To help Palestinians understand the aid system and their rights in it, a group of Palestinian and international activists are launching Aid Watch Palestine, an initiative to start a conversation about aid that is honest, critical and constructive. We want to connect the issue of aid with the struggle for national liberation and with human rights.
- If Israel is responsible under international humanitarian law for rebuilding Gaza, why are the international donors paying, thus letting Israel off the hook completely for the costs of their damages?
- If international actors are intervening because of a humanitarian imperative, how can they justify the shamefully slow pace of rebuilding in Gaza?
- If international actors truly wish to prevent further violence, why do they allow Israel to profit so much from occupation and war?
- How can international actors credibly claim to be helping while they are simultaneously supporting the Israeli war machine?
By posing questions like these to Palestinians, aid actors and global citizens, Aid Watch Palestine hopes to challenge people who say, “We are doing the best we can under difficult circumstances.” We want to challenge ourselves to think more creatively about how international intervention can actually help – not by throwing money at the problem, but by addressing root causes of the conflict and further long-term solutions that respect human rights and international law.
Wanting to help isn’t good enough. After 67 years of “aid,” Palestinians are still occupied, dispossessed and colonized and vulnerable to violence, poverty and hopelessness. Where is the accountability? Concerned global citizens should still give, but we think they should ask harder questions about their government’s aid programs:
- Is aid intended to further the donor government’s foreign policy objectives? Or is it intended to respect the priorities, rights and agendas of recipient communities?

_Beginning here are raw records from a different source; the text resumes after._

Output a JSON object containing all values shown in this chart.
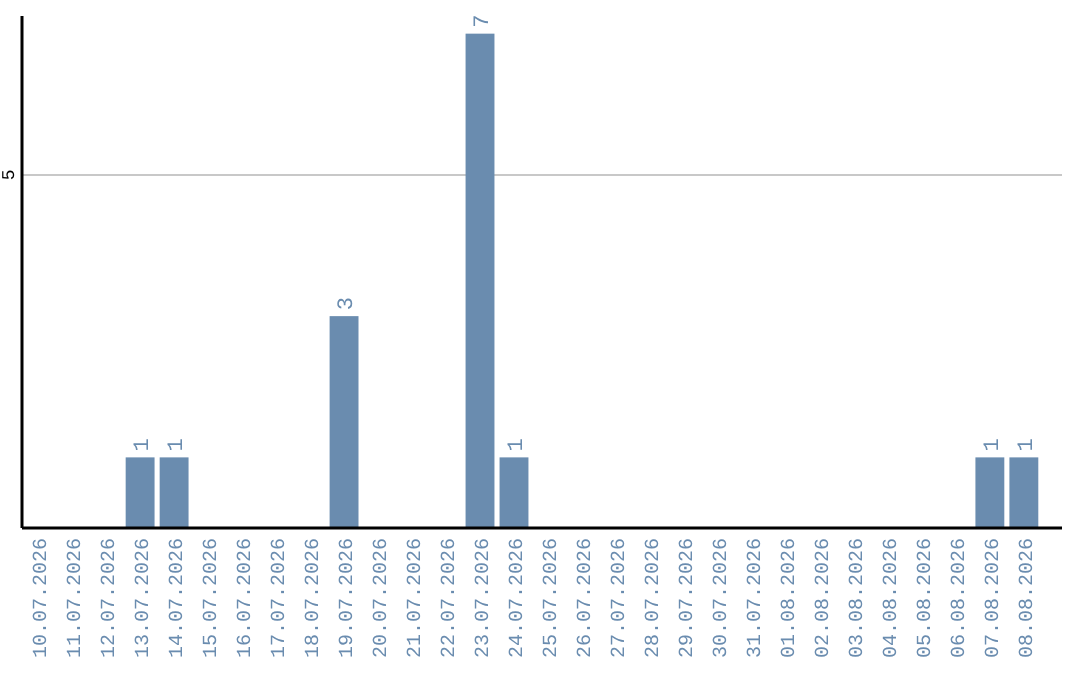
{
  "chart_data": {
    "type": "bar",
    "categories": [
      "10.07.2026",
      "11.07.2026",
      "12.07.2026",
      "13.07.2026",
      "14.07.2026",
      "15.07.2026",
      "16.07.2026",
      "17.07.2026",
      "18.07.2026",
      "19.07.2026",
      "20.07.2026",
      "21.07.2026",
      "22.07.2026",
      "23.07.2026",
      "24.07.2026",
      "25.07.2026",
      "26.07.2026",
      "27.07.2026",
      "28.07.2026",
      "29.07.2026",
      "30.07.2026",
      "31.07.2026",
      "01.08.2026",
      "02.08.2026",
      "03.08.2026",
      "04.08.2026",
      "05.08.2026",
      "06.08.2026",
      "07.08.2026",
      "08.08.2026"
    ],
    "values": [
      0,
      0,
      0,
      1,
      1,
      0,
      0,
      0,
      0,
      3,
      0,
      0,
      0,
      7,
      1,
      0,
      0,
      0,
      0,
      0,
      0,
      0,
      0,
      0,
      0,
      0,
      0,
      0,
      1,
      1
    ],
    "value_labels": [
      null,
      null,
      null,
      "1",
      "1",
      null,
      null,
      null,
      null,
      "3",
      null,
      null,
      null,
      "7",
      "1",
      null,
      null,
      null,
      null,
      null,
      null,
      null,
      null,
      null,
      null,
      null,
      null,
      null,
      "1",
      "1"
    ],
    "color": "#6a8caf",
    "ylim": [
      0,
      7.25
    ],
    "yticks": [
      5
    ],
    "grid": "y"
  }
}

- How are decisions about aid allocations made? Who makes them? Who chooses the decision-makers?
- Does aid only address the symptoms of suffering or does it address the root causes, fundamentally changing power relations?

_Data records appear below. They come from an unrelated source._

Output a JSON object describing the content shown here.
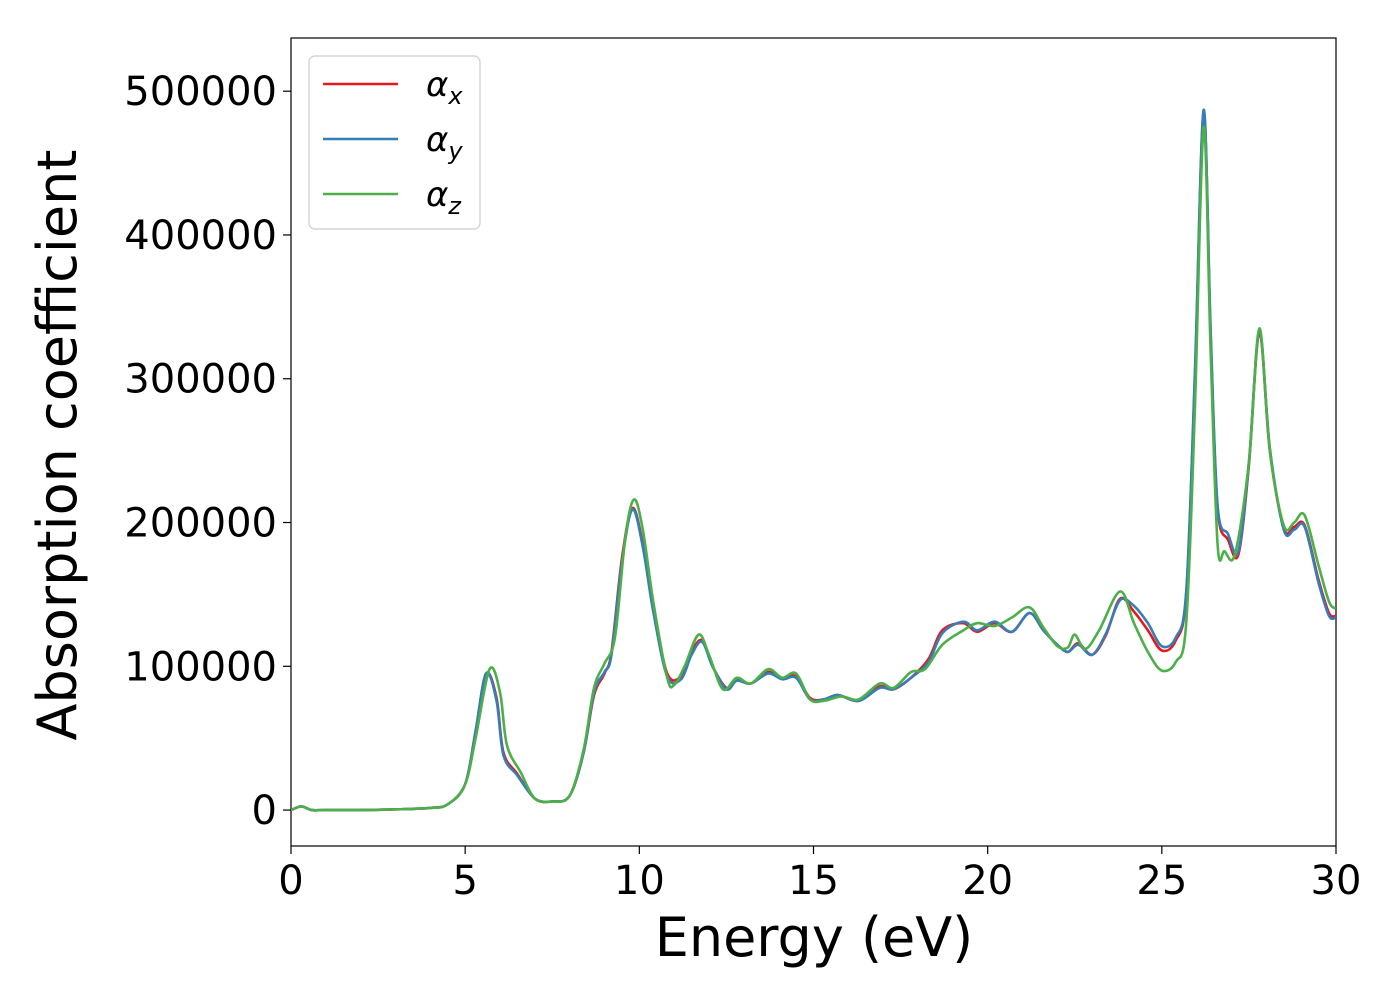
{
  "chart_data": {
    "type": "line",
    "title": "",
    "xlabel": "Energy (eV)",
    "ylabel": "Absorption coefficient",
    "xlim": [
      0,
      30
    ],
    "ylim": [
      -25000,
      537000
    ],
    "xticks": [
      0,
      5,
      10,
      15,
      20,
      25,
      30
    ],
    "yticks": [
      0,
      100000,
      200000,
      300000,
      400000,
      500000
    ],
    "grid": false,
    "legend_position": "top-left",
    "series": [
      {
        "name": "α_x",
        "name_base": "α",
        "name_sub": "x",
        "color": "#e41a1c",
        "points": [
          [
            0,
            0
          ],
          [
            0.3,
            2500
          ],
          [
            0.6,
            0
          ],
          [
            1,
            0
          ],
          [
            2,
            0
          ],
          [
            3,
            500
          ],
          [
            4,
            1500
          ],
          [
            4.5,
            4000
          ],
          [
            5,
            18000
          ],
          [
            5.3,
            55000
          ],
          [
            5.6,
            95000
          ],
          [
            5.9,
            78000
          ],
          [
            6.1,
            40000
          ],
          [
            6.5,
            25000
          ],
          [
            7,
            8000
          ],
          [
            7.5,
            6000
          ],
          [
            8,
            10000
          ],
          [
            8.4,
            40000
          ],
          [
            8.7,
            80000
          ],
          [
            9.0,
            95000
          ],
          [
            9.2,
            110000
          ],
          [
            9.5,
            175000
          ],
          [
            9.8,
            210000
          ],
          [
            10.1,
            185000
          ],
          [
            10.4,
            140000
          ],
          [
            10.8,
            95000
          ],
          [
            11.2,
            93000
          ],
          [
            11.5,
            110000
          ],
          [
            11.8,
            118000
          ],
          [
            12.1,
            100000
          ],
          [
            12.5,
            85000
          ],
          [
            12.8,
            91000
          ],
          [
            13.2,
            88000
          ],
          [
            13.7,
            96000
          ],
          [
            14.1,
            92000
          ],
          [
            14.5,
            93000
          ],
          [
            14.9,
            78000
          ],
          [
            15.3,
            77000
          ],
          [
            15.7,
            80000
          ],
          [
            16.3,
            76000
          ],
          [
            16.9,
            86000
          ],
          [
            17.3,
            84000
          ],
          [
            17.8,
            92000
          ],
          [
            18.3,
            105000
          ],
          [
            18.7,
            125000
          ],
          [
            19.3,
            130000
          ],
          [
            19.7,
            124000
          ],
          [
            20.2,
            130000
          ],
          [
            20.7,
            124000
          ],
          [
            21.2,
            137000
          ],
          [
            21.6,
            125000
          ],
          [
            22.0,
            115000
          ],
          [
            22.3,
            110000
          ],
          [
            22.6,
            116000
          ],
          [
            23.0,
            108000
          ],
          [
            23.4,
            122000
          ],
          [
            23.8,
            147000
          ],
          [
            24.2,
            138000
          ],
          [
            24.6,
            125000
          ],
          [
            25.0,
            111000
          ],
          [
            25.4,
            118000
          ],
          [
            25.7,
            150000
          ],
          [
            25.95,
            300000
          ],
          [
            26.2,
            485000
          ],
          [
            26.4,
            330000
          ],
          [
            26.6,
            210000
          ],
          [
            26.9,
            188000
          ],
          [
            27.2,
            178000
          ],
          [
            27.5,
            240000
          ],
          [
            27.8,
            332000
          ],
          [
            28.1,
            250000
          ],
          [
            28.5,
            196000
          ],
          [
            28.8,
            197000
          ],
          [
            29.1,
            198000
          ],
          [
            29.5,
            160000
          ],
          [
            29.8,
            137000
          ],
          [
            30,
            135000
          ]
        ]
      },
      {
        "name": "α_y",
        "name_base": "α",
        "name_sub": "y",
        "color": "#377eb8",
        "points": [
          [
            0,
            0
          ],
          [
            0.3,
            2500
          ],
          [
            0.6,
            0
          ],
          [
            1,
            0
          ],
          [
            2,
            0
          ],
          [
            3,
            500
          ],
          [
            4,
            1500
          ],
          [
            4.5,
            4000
          ],
          [
            5,
            18000
          ],
          [
            5.3,
            55000
          ],
          [
            5.6,
            95000
          ],
          [
            5.9,
            76000
          ],
          [
            6.1,
            38000
          ],
          [
            6.5,
            24000
          ],
          [
            7,
            8000
          ],
          [
            7.5,
            6000
          ],
          [
            8,
            10000
          ],
          [
            8.4,
            40000
          ],
          [
            8.7,
            82000
          ],
          [
            9.0,
            96000
          ],
          [
            9.2,
            108000
          ],
          [
            9.5,
            172000
          ],
          [
            9.8,
            209000
          ],
          [
            10.1,
            183000
          ],
          [
            10.4,
            138000
          ],
          [
            10.8,
            93000
          ],
          [
            11.2,
            91000
          ],
          [
            11.5,
            108000
          ],
          [
            11.8,
            117000
          ],
          [
            12.1,
            100000
          ],
          [
            12.5,
            84000
          ],
          [
            12.8,
            90000
          ],
          [
            13.2,
            88000
          ],
          [
            13.7,
            95000
          ],
          [
            14.1,
            91000
          ],
          [
            14.5,
            92000
          ],
          [
            14.9,
            77000
          ],
          [
            15.3,
            77000
          ],
          [
            15.7,
            80000
          ],
          [
            16.3,
            76000
          ],
          [
            16.9,
            85000
          ],
          [
            17.3,
            84000
          ],
          [
            17.8,
            92000
          ],
          [
            18.3,
            103000
          ],
          [
            18.7,
            123000
          ],
          [
            19.3,
            131000
          ],
          [
            19.7,
            125000
          ],
          [
            20.2,
            131000
          ],
          [
            20.7,
            124000
          ],
          [
            21.2,
            137000
          ],
          [
            21.6,
            125000
          ],
          [
            22.0,
            115000
          ],
          [
            22.3,
            110000
          ],
          [
            22.6,
            115000
          ],
          [
            23.0,
            108000
          ],
          [
            23.4,
            123000
          ],
          [
            23.8,
            146000
          ],
          [
            24.2,
            142000
          ],
          [
            24.6,
            130000
          ],
          [
            25.0,
            114000
          ],
          [
            25.4,
            120000
          ],
          [
            25.7,
            152000
          ],
          [
            25.95,
            305000
          ],
          [
            26.2,
            487000
          ],
          [
            26.4,
            335000
          ],
          [
            26.6,
            212000
          ],
          [
            26.9,
            192000
          ],
          [
            27.2,
            180000
          ],
          [
            27.5,
            242000
          ],
          [
            27.8,
            333000
          ],
          [
            28.1,
            252000
          ],
          [
            28.5,
            195000
          ],
          [
            28.8,
            195000
          ],
          [
            29.1,
            197000
          ],
          [
            29.5,
            158000
          ],
          [
            29.8,
            135000
          ],
          [
            30,
            134000
          ]
        ]
      },
      {
        "name": "α_z",
        "name_base": "α",
        "name_sub": "z",
        "color": "#4daf4a",
        "points": [
          [
            0,
            0
          ],
          [
            0.3,
            2500
          ],
          [
            0.6,
            0
          ],
          [
            1,
            0
          ],
          [
            2,
            0
          ],
          [
            3,
            500
          ],
          [
            4,
            1500
          ],
          [
            4.5,
            4000
          ],
          [
            5,
            18000
          ],
          [
            5.3,
            50000
          ],
          [
            5.7,
            98000
          ],
          [
            6.0,
            82000
          ],
          [
            6.2,
            45000
          ],
          [
            6.6,
            26000
          ],
          [
            7,
            8000
          ],
          [
            7.5,
            6000
          ],
          [
            8,
            10000
          ],
          [
            8.4,
            42000
          ],
          [
            8.7,
            85000
          ],
          [
            9.0,
            102000
          ],
          [
            9.3,
            120000
          ],
          [
            9.6,
            190000
          ],
          [
            9.85,
            216000
          ],
          [
            10.1,
            195000
          ],
          [
            10.4,
            145000
          ],
          [
            10.8,
            92000
          ],
          [
            11.0,
            87000
          ],
          [
            11.3,
            100000
          ],
          [
            11.7,
            122000
          ],
          [
            12.0,
            108000
          ],
          [
            12.4,
            84000
          ],
          [
            12.8,
            92000
          ],
          [
            13.2,
            88000
          ],
          [
            13.7,
            98000
          ],
          [
            14.1,
            92000
          ],
          [
            14.5,
            95000
          ],
          [
            14.9,
            77000
          ],
          [
            15.3,
            76000
          ],
          [
            15.8,
            79000
          ],
          [
            16.3,
            77000
          ],
          [
            16.9,
            88000
          ],
          [
            17.3,
            85000
          ],
          [
            17.8,
            96000
          ],
          [
            18.2,
            98000
          ],
          [
            18.7,
            115000
          ],
          [
            19.3,
            125000
          ],
          [
            19.7,
            130000
          ],
          [
            20.2,
            128000
          ],
          [
            20.7,
            134000
          ],
          [
            21.2,
            141000
          ],
          [
            21.6,
            127000
          ],
          [
            22.0,
            114000
          ],
          [
            22.3,
            113000
          ],
          [
            22.5,
            122000
          ],
          [
            22.8,
            112000
          ],
          [
            23.2,
            125000
          ],
          [
            23.8,
            152000
          ],
          [
            24.2,
            130000
          ],
          [
            24.6,
            110000
          ],
          [
            25.0,
            97000
          ],
          [
            25.4,
            103000
          ],
          [
            25.7,
            130000
          ],
          [
            25.95,
            280000
          ],
          [
            26.2,
            475000
          ],
          [
            26.4,
            320000
          ],
          [
            26.6,
            185000
          ],
          [
            26.8,
            180000
          ],
          [
            27.1,
            178000
          ],
          [
            27.5,
            242000
          ],
          [
            27.8,
            335000
          ],
          [
            28.1,
            250000
          ],
          [
            28.5,
            198000
          ],
          [
            28.8,
            200000
          ],
          [
            29.1,
            205000
          ],
          [
            29.5,
            170000
          ],
          [
            29.8,
            145000
          ],
          [
            30,
            140000
          ]
        ]
      }
    ]
  }
}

- What kind of global economic and political system is advanced by international aid and is it contributing to the kind of world we want to live in?
We also need a critical approach to our own charitable contributions:
- Are we giving to international organizations when there are local organizations doing the same work? If so, why are we doing that, and what impact does it have on the capacity for local self-reliance?
- Are we giving to “emergency” needs (like food aid) instead of to longer-term (and harder) efforts to prevent food insecurity in the first place? If so, are we being fooled into supporting simplistic and ineffective approaches?
- Are we making charitable contributions when what is really needed is our political intervention so that we can find just solutions? If so, how can we combine ever act of financial giving with a call to a representative, letter to the media, or public statement of support for a government policy that will lead to self-determination and peace with justice?